方法: 既発表文献からCASK変異を有する151例を同定した。英国拠点の「遺伝性神経発達障害における脳と行動(BINGO)」プロジェクトに、CASK変異を有する31名の小児・若年者を登録した。BINGO参加者の介護者は、特注の病歴質問票と標準化された神経発達測定バッテリーを完了した。

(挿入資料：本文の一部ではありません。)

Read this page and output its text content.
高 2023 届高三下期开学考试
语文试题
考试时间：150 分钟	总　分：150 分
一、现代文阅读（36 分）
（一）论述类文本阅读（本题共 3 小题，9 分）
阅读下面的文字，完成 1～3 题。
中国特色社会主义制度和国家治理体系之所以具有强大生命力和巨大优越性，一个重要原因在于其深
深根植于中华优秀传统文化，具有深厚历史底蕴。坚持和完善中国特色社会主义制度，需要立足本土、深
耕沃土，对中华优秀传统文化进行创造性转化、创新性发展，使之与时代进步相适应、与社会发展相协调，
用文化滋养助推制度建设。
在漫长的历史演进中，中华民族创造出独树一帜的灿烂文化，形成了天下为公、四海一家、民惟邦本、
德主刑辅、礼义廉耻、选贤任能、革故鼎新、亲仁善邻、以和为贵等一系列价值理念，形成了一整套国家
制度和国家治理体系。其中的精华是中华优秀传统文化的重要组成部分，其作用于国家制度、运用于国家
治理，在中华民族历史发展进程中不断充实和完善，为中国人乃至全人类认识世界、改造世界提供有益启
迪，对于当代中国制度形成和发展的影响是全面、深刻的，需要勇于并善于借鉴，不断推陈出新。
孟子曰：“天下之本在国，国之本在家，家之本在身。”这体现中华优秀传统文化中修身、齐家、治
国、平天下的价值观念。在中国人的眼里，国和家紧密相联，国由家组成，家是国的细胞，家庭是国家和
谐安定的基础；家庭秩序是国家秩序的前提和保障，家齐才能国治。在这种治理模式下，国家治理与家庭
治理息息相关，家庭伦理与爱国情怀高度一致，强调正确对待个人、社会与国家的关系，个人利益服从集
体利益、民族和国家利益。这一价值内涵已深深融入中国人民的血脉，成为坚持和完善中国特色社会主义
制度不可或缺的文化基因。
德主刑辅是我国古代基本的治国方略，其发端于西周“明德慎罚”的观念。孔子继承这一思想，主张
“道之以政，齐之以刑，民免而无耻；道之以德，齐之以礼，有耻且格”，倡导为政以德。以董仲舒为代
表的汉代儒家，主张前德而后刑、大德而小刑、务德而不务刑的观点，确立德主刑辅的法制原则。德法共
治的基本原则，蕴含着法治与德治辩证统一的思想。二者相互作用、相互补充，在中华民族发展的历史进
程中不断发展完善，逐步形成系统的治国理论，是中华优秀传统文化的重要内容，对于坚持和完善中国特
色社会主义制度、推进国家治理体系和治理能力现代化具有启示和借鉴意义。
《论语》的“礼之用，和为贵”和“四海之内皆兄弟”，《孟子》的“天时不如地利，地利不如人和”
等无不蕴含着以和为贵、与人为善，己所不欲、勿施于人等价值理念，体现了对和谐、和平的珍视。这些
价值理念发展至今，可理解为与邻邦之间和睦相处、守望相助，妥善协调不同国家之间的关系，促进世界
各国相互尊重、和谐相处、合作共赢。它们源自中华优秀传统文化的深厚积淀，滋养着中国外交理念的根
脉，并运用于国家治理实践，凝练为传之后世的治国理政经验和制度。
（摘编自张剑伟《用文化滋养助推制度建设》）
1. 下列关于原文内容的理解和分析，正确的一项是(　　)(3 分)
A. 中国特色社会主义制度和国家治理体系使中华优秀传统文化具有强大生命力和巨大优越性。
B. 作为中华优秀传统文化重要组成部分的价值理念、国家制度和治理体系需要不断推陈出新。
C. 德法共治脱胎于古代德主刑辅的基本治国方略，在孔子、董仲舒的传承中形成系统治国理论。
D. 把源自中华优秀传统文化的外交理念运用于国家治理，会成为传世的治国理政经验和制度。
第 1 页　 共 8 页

結果:新たに診断されたBINGO CASK関連障害群と既報症例を比較したところ、音調異常、感音性難聴、てんかんの有病率は一致したが、重度/極重度知的障害、MICPCH、視神経萎縮、眼振の有病率は低かった。既報で強調されていなかった頻度の高い困難領域には、睡眠障害と脳性視覚障害(CVI)が含まれた。BINGO CASK関連障害群内では神経発達特性に高度な変動性が認められ、群全体のパターンは他の希少遺伝性疾患で観察されるものと類似していた。BINGO CASK関連群内では、年齢を調整後、てんかんはID重症度と有意に関連していた。MICPCHまたは小頭症のみのサブグループでは適応機能の範囲は同等であったが、MICPCHはより重度の運動障害と関連する可能性が示唆された。
結論:ゲノムワイド診断検査の普及に伴い、CASK関連障害に伴う神経発達特性のスペクトルは拡大しているように見える。CASK変異、脳構造発達、てんかん、神経発達特性間の関係を解明するには、さらなる研究が必要である。